Düşündü genç kadın peki ya,ölümü kimin ellerinden olacaktı. Pardon zaten yaşiyormuydu ki, genç kadına ölüm sadece cümleden ibaretti ,çünkü o hiç yaşamamıştı ki. Sahi , hiç yaşamamış biri nasıl ölebilirdi.
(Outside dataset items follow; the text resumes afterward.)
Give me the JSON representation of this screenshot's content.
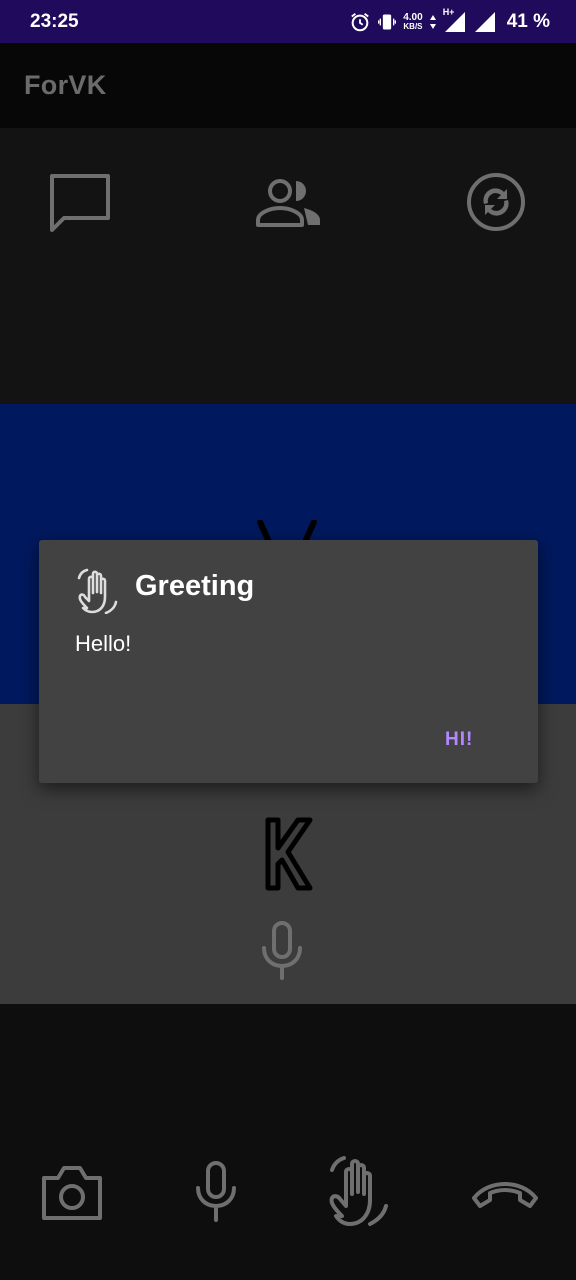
{
  "status_bar": {
    "time": "23:25",
    "net_speed_value": "4.00",
    "net_speed_unit": "KB/S",
    "network_type": "H+",
    "battery": "41 %",
    "background_color": "#1f0a5c"
  },
  "app_bar": {
    "title": "ForVK"
  },
  "top_nav": {
    "icons": [
      "chat-bubble-icon",
      "people-icon",
      "sync-icon"
    ]
  },
  "dialog": {
    "icon": "wave-hand-icon",
    "title": "Greeting",
    "message": "Hello!",
    "button_label": "HI!",
    "accent_color": "#b388ff"
  },
  "call_area": {
    "logo_letter": "K",
    "icons": [
      "microphone-icon"
    ]
  },
  "bottom_bar": {
    "icons": [
      "camera-icon",
      "microphone-icon",
      "wave-hand-icon",
      "end-call-icon"
    ]
  },
  "colors": {
    "video_area": "#00195e",
    "call_area": "#3c3c3c",
    "dialog_background": "#424242"
  }
}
Yavaşça sürüne sürüne, kendini taburenin üzerine atmış. Eline aldıgı life bolca sabun koyarak, vücudundaki moraran yerlerden tutun da, yeni geçmek üzere olan yaralara bile sertçe sürerek kendini temizlemeye başlamıştı. Ağlıyor, düşen her bir gözyaşının yerini taze yaşlar alıyordu. Genç kadının canı öyle böyle yanmıyordu, cayır cayırdı inan ki kalbinin ritmi bile değişmişti bu sebepten.
Bir süre sonra, yıkanıp çıkmış. Ama vücudundan kanlar damlıyordu. Kumsal buğa girmiş gibiydi. Kenardan aldıgı havluya sarılmış, sıcaktan buğlanmış aynanın önünde durmuştu. Önce titreyen elleri ile, aynanın bugsunu silmişti. Daha sonra korka korka, vücuduna baktı. Genç kadın, gördüğü kişi ile yutkunamadı bu ben miyim demişti içinden.
"Bu ben değilim!!! Anne, anne ne olur al beni yanına, dayanamıyorum" diyerek yere çökmüştü.
"Ağğğ! Yeter!" ANNE NE OLUR AL BENİ YANINA, BEN ARTIK DAYANAMIYORUM. BU KADARI ÇOK FAZLA!! " diyerek son gücü ile bağırarak içini dökmüştü.
Genç kadının sesi resmen, tüm evi kaplamıştı bile. Hizmetlilerden tutun da, korumalar dahil herkes genç kadının feryadına şahit olmuştu. Hani derler ya, taş olsan çatlarsın. Kimsede kumsal için bir merhamet kırıntısı yoktu. Ama diğerlerinde merhamet olsa dahi, sesleri çıkmazdı, temsili kumsal'dı onlarda. Emir kulluydular. Aslında bir kaç koruma içeri girmek için yeltensede , diğerleri izin vermemişti. Sonuçta patron Arık Böke'di. Ona karşı gelen herkes ölümü tadardı.
O gün kumsal tamamen ruhu ile ölmüştü. Ve bir daha huzura eremeyecek bir yola sapmıştı.
Ve genç kadının kül masalı şimdi başliyordu....
Sahi kül olmak için, yanmak gerekiyordu değil mi?Peki ne kadar yanacaktı genç kadın? Bunu kimse bilmiyor ve asla bilmeyecekti.